I had already been considering a Self-Love Pinky Ring, but I found a kindred spirit in Godfred through her book, and the fact that she owns a jewelry company. (I, too, am writing a book of reflective, biographic poetry, and I, too, own a jewelry company!)

So, I reached out to see if Fred & Far could customize a ring duo for me. While the classic Self-Love Pinky Ring features a lab-created white sapphire in up to 14K gold, I wanted to choose center stones that were more of a fit for me, and I rarely wear gold at below 18K purity. Godfred herself answered on Instagram, and she confirmed they could do a custom 18K setting and had many other stones to choose from. We landed on a beautiful duo for me: one features strawberry quartz, while the other features gold rutilated quartz. Unlike diamonds (and white sapphire), which are valued for being flawless, quartz are most beautiful when they feature unique inclusions (a.k.a. flaws)… like each of us! Godfred hand-selected a beautiful combination of quartz and set off to customize my rings. I was over the moon to meet the woman who not only started this inspiring Self-Love Movement, but also wrote a book with brilliant structure, full of empowering words.

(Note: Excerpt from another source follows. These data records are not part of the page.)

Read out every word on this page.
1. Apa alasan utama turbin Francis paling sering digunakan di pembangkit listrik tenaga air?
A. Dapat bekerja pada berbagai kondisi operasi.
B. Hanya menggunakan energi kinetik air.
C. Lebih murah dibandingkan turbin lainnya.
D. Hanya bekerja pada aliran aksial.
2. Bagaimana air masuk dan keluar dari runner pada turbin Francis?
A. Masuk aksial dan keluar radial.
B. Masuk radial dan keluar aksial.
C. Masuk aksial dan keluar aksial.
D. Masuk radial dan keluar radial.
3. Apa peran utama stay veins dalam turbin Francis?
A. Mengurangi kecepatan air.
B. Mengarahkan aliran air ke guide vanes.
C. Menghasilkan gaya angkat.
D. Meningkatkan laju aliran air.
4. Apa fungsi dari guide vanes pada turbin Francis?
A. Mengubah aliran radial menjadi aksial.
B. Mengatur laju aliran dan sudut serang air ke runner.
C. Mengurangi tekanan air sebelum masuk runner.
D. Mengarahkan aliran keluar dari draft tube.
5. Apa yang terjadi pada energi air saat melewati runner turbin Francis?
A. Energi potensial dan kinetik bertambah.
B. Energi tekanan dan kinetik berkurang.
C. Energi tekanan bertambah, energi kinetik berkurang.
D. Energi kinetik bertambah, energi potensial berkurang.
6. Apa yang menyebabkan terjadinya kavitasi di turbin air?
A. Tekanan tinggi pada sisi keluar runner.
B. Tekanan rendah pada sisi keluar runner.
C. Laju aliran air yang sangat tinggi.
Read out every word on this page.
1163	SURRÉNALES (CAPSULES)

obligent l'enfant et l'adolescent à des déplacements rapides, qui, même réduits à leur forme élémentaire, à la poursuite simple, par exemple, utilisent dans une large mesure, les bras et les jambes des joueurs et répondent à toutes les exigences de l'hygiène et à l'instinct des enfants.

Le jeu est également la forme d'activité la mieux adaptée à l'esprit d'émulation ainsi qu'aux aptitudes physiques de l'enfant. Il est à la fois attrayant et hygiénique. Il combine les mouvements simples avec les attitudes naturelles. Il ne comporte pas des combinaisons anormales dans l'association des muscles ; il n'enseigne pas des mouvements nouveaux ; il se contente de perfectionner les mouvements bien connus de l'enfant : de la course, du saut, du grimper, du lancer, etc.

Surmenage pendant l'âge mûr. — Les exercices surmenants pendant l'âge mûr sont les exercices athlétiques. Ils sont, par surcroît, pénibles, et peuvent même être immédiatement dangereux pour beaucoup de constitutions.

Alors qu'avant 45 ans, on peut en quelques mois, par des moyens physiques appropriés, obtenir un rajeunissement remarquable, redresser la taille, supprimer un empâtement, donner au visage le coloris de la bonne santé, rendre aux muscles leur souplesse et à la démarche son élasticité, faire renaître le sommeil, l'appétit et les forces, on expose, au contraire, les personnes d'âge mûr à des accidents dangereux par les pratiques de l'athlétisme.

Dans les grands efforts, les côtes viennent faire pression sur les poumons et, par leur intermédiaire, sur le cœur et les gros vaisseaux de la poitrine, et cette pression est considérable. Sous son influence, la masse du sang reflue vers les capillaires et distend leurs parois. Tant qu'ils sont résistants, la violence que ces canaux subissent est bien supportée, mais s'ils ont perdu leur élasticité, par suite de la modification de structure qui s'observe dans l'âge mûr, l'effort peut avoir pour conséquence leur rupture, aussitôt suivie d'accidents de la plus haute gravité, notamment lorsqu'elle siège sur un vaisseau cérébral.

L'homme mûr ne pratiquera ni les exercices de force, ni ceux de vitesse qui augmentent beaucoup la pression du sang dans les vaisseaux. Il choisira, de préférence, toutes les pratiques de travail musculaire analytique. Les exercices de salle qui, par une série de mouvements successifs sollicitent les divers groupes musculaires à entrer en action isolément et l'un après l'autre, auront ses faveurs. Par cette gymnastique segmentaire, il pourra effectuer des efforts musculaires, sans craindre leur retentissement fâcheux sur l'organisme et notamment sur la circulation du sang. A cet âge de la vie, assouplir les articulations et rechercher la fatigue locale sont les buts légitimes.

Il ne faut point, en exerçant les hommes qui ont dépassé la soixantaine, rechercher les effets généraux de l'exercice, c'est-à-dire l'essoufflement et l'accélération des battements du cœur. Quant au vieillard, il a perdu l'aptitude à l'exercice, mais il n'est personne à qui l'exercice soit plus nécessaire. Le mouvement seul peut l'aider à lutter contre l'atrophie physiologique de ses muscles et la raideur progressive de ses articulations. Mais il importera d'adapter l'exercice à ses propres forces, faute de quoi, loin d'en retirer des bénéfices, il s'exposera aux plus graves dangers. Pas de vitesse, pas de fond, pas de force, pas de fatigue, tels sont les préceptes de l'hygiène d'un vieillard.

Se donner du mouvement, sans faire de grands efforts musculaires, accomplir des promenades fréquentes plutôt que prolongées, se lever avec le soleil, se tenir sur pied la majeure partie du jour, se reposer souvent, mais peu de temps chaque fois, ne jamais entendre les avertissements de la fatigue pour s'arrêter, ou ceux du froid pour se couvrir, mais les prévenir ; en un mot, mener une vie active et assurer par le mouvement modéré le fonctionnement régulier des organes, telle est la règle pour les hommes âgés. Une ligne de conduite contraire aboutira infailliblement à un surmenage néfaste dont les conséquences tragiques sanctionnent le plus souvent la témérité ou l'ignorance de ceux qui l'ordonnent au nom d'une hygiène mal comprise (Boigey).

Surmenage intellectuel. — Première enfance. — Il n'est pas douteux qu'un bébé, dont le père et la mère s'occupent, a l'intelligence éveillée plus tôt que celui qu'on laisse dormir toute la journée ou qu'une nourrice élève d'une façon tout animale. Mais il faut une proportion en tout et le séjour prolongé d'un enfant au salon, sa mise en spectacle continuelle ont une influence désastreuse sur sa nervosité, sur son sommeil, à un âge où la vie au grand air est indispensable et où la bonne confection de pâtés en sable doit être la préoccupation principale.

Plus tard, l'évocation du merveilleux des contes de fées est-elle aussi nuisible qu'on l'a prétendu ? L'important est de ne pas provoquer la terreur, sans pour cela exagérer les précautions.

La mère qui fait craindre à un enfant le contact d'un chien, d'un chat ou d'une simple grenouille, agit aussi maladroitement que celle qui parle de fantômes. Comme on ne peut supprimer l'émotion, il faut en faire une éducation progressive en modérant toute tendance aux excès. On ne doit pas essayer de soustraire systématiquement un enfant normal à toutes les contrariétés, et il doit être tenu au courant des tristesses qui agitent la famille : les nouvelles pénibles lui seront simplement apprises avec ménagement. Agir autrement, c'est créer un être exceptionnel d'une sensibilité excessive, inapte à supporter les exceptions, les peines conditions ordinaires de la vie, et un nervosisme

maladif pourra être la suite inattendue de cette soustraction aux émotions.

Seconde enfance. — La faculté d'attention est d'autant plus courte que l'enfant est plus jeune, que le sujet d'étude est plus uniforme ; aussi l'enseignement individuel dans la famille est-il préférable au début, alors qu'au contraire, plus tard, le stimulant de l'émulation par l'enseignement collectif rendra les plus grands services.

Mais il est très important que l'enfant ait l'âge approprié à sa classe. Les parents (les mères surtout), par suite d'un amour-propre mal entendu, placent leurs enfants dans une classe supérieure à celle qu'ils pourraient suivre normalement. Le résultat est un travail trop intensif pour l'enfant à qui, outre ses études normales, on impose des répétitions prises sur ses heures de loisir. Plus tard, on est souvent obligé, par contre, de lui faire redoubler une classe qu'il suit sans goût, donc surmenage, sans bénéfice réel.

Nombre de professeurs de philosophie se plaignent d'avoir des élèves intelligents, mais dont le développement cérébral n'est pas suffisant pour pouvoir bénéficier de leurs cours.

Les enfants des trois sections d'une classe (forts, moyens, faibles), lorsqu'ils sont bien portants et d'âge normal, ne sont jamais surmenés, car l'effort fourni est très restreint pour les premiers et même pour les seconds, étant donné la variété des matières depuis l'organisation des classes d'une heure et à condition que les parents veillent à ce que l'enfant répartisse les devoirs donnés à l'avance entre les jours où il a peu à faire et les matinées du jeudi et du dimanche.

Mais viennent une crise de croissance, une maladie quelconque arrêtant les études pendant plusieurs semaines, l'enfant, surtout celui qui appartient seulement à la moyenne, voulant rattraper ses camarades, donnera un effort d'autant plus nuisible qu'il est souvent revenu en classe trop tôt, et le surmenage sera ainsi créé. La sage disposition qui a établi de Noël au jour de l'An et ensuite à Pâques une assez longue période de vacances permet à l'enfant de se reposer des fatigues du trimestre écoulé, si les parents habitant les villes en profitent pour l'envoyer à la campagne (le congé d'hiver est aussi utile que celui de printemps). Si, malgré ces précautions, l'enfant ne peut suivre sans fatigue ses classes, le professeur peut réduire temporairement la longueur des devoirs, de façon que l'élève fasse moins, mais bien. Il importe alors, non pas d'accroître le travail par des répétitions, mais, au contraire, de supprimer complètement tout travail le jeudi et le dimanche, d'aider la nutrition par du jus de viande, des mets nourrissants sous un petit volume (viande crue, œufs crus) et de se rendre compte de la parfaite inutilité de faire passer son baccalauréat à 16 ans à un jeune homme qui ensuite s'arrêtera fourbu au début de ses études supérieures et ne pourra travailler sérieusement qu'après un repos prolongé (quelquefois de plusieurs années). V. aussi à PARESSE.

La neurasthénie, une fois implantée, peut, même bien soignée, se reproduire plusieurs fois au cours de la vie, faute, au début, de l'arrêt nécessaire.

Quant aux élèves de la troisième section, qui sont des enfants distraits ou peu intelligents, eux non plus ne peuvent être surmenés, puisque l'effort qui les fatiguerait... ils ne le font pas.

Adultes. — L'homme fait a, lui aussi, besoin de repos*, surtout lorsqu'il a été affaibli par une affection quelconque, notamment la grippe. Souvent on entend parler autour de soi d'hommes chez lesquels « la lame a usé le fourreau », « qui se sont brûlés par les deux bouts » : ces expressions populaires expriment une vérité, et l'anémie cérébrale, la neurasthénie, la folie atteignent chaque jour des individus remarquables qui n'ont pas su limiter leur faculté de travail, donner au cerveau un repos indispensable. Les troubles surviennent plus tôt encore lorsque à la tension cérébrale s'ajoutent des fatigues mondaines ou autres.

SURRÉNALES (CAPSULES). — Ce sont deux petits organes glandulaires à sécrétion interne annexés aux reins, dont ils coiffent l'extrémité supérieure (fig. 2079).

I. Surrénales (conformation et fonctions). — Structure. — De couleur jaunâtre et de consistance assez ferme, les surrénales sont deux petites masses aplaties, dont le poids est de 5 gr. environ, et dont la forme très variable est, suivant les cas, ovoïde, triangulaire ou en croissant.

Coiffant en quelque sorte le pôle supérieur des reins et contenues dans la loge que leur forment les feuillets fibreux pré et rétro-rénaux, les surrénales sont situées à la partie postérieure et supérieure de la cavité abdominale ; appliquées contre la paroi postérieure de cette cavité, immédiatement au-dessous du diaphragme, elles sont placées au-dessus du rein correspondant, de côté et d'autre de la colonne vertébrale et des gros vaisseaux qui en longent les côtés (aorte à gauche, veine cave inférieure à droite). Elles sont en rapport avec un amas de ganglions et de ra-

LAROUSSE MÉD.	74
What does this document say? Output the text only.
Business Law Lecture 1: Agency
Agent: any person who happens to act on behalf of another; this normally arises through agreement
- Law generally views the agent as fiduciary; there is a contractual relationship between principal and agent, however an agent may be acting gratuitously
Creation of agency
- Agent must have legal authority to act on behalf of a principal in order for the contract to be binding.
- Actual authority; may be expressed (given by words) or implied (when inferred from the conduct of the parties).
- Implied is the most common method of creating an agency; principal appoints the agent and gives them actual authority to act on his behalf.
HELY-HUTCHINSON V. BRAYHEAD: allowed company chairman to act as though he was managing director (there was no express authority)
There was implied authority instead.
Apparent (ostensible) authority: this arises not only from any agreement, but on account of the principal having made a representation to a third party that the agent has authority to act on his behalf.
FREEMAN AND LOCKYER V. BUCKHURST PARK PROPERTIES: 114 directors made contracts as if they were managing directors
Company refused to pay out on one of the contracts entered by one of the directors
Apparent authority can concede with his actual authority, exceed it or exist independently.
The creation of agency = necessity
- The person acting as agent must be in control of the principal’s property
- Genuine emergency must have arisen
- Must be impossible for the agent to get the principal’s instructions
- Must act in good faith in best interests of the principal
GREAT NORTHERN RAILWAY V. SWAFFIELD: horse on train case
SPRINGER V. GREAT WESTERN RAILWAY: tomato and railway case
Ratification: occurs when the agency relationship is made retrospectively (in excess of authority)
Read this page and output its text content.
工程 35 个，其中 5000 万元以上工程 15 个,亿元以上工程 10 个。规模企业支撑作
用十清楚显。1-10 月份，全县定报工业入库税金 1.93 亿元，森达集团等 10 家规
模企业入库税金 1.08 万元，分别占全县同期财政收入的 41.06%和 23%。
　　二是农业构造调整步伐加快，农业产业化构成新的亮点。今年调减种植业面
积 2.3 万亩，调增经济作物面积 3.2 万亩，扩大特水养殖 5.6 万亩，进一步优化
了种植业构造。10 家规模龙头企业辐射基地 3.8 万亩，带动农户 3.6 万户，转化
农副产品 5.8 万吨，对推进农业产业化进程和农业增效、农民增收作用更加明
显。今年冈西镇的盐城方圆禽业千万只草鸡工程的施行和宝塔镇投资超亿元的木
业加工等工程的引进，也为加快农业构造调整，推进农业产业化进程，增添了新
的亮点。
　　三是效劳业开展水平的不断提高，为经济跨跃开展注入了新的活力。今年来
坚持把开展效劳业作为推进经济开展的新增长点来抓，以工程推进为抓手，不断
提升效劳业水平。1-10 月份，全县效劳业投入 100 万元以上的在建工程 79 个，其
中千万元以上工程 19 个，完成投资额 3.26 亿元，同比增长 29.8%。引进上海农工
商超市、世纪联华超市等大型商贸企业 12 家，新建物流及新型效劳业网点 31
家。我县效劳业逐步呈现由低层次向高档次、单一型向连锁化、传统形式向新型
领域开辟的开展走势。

As a flawed human, the quartz stones sit well with me as symbols of self. Why be flawless when we can be flawed and beautiful? My self-love isn’t just about treating myself and reveling in my strengths, it’s about working on my flaws, and simultaneously recognizing the beauty in them. My flaws have carried me thus far, and they’ve also enabled some of my greatest adventures—and lessons—in life.

Self-love looks a lot different from a decade ago, though. What I love most about my Fred & Far experience is that I’ve now joined a self-love community. Self-love is no longer a lonely endeavor. It is a movement fueled by impassioned, empowered women who are choosing themselves and doing so daily. With the symbol of a Self-Love Pinky Ring, we are committing to be, love, and choose ourselves. And we can find solidarity in that.

A Call for Wearing Your Self-Love on Your Sleeve

I want to live in a world where every person is inspired to love themselves, and encouraged to wear that love on their sleeve.

I am a fan of rings, and so a self-love ring really resonates with me. Others, however, may be more drawn to other self-love tokens, such as tattoos, necklaces, or pocket-sized mementos.

Regardless of the form it takes, a self-love token is a powerful way to refocus energy when you’re feeling overextended or depleted from the outside world. We give so much to others; we should keep a reserve for ourselves.

I am excited to have a collection of self-love rings that remind me to take time for me—and I am doubly excited to now be a part of the Fred & Far community, where I stand strong with other women taking a self-love vow.

As the lyrics in Bea Miller and 6BLACK’s “​​it’s not u it’s me” self-love anthem state: “Self-love ain’t selfish.”

So, get out there and love yourself, ladies! And don’t be afraid to wear your self-love on your sleeve… or your finger.